The FDA’s ban on flavored cigarettes in 2009 opened the door for both little and large cigars to capture that flavored niche. For example, Djarum clove cigarettes were banned under the FDA ruling. The company, like many others, reblended and changed the product to become a filtered cigar, while maintaining the flavor profile customers enjoyed. The change from cigarettes, which are inhaled, to filtered cigars, which generally are not, took a while for consumers to adapt to.
Mike Patel, operator of three Five Points Mobil convenience stores in Flagstaff, Ariz., said once his customers got used to the transition, sales have picked up. “The flavored Djarums are selling very well,” Patel said, adding that flavored cigars overall “are picking up big time. Swisher’s peach flavor is my No. 1 seller in little cigars. Customers really like the fruit flavors.”
Retailers Compliance Crucial
Age-verification issues aside, Myers said neither she nor her colleagues have seen any tendency of youngsters toward flavored cigars. In fact, it’s been just the opposite.
“You smoke for 50 years you might as well try something new, right?” Briant said. “Generally, the demographic is your older adults who smoke flavored cigars, not young children or underage children.”
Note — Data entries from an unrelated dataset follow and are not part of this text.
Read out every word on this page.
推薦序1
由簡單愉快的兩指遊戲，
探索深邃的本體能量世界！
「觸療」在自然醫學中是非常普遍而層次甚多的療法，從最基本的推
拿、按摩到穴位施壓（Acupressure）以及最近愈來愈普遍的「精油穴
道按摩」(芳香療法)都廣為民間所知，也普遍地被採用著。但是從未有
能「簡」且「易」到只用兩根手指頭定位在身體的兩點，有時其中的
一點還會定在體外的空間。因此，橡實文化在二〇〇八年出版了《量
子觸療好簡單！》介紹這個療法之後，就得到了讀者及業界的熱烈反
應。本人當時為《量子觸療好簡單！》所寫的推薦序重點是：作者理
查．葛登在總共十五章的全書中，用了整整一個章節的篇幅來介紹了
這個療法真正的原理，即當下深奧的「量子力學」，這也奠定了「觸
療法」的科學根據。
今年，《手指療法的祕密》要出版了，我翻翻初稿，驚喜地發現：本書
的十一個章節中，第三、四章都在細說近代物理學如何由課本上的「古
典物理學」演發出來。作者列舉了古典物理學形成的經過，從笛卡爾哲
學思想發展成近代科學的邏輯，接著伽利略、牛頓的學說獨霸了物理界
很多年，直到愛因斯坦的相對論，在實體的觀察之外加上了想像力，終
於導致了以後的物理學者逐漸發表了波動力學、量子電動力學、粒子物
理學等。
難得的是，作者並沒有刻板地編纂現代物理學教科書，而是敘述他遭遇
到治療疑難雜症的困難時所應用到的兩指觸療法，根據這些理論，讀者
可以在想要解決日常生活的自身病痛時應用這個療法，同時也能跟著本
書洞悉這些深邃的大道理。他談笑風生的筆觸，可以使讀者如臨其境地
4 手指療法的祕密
In its legislative bulletin in July, NATO said that while federal law already bans the sale of certain
flavored cigarettes, the new Florida proposal would not allow retailers to sell cigars, pipe tobacco or smokeless products that have a prohibited flavor.
“It is important to remember that Florida law already makes it illegal for retailers to sell any kind of tobacco products, including flavored tobacco products, to an individual under the age of 18,” Briant said. “There is no need to single out certain tobacco products for a ban and make them unavailable to adult customers.”
While reducing tobacco use by minors is an important goal that all retailers share, prohibiting the sale of flavored tobacco products will harm retailers and is unfair to adults who prefer the variety of flavored tobacco products.
“Specifically, the Prohibition-style ordinance will preclude retailers from selling tobacco products that have a characterizing flavor other than the flavors of tobacco, mint, wintergreen or menthol,” Briant said.
Looking Ahead
In addition to flavored cigars, filtered cigars have helped the cigar category. “Many customers have turned to filtered cigars from cigarettes due to the tax advantage,” Myers said. “The foil fresh concept has helped boost the cigar category, as well.”
For right now, Myers believes, the foil fresh concept has shown itself to be the name of the game in the cigar category. “The foil packaging pretty much guarantees freshness,” she said. “General Cigars has now even come out with foil fresh premium cigars.”
According to Briant, 2012 has been a good year in terms of its small number—just three states—to introduce tobacco tax increases.
“But now we’ve seen the shift to the local level. We probably have responded to just as many local issues nationwide as state legislative issues,” he said. “So there has been a shift, and it is the new trend. It begins on the state level and then shifts back to the local level, and then in time shifts back to the state level.”
The legislative assault on tobacco will continue, Briant predicted. “These local cities are targeting tobacco and bringing these kinds of ordinances forward. We notice that these kinds of ordinances begin on the local level. They go from city to city until they have a certain number of them, and then the anti-tobacco advocates attempt to take it to the state level. That’s why we are responding to the Providence ordinance on the one hand, and then also opposing the Miami/Dade one.”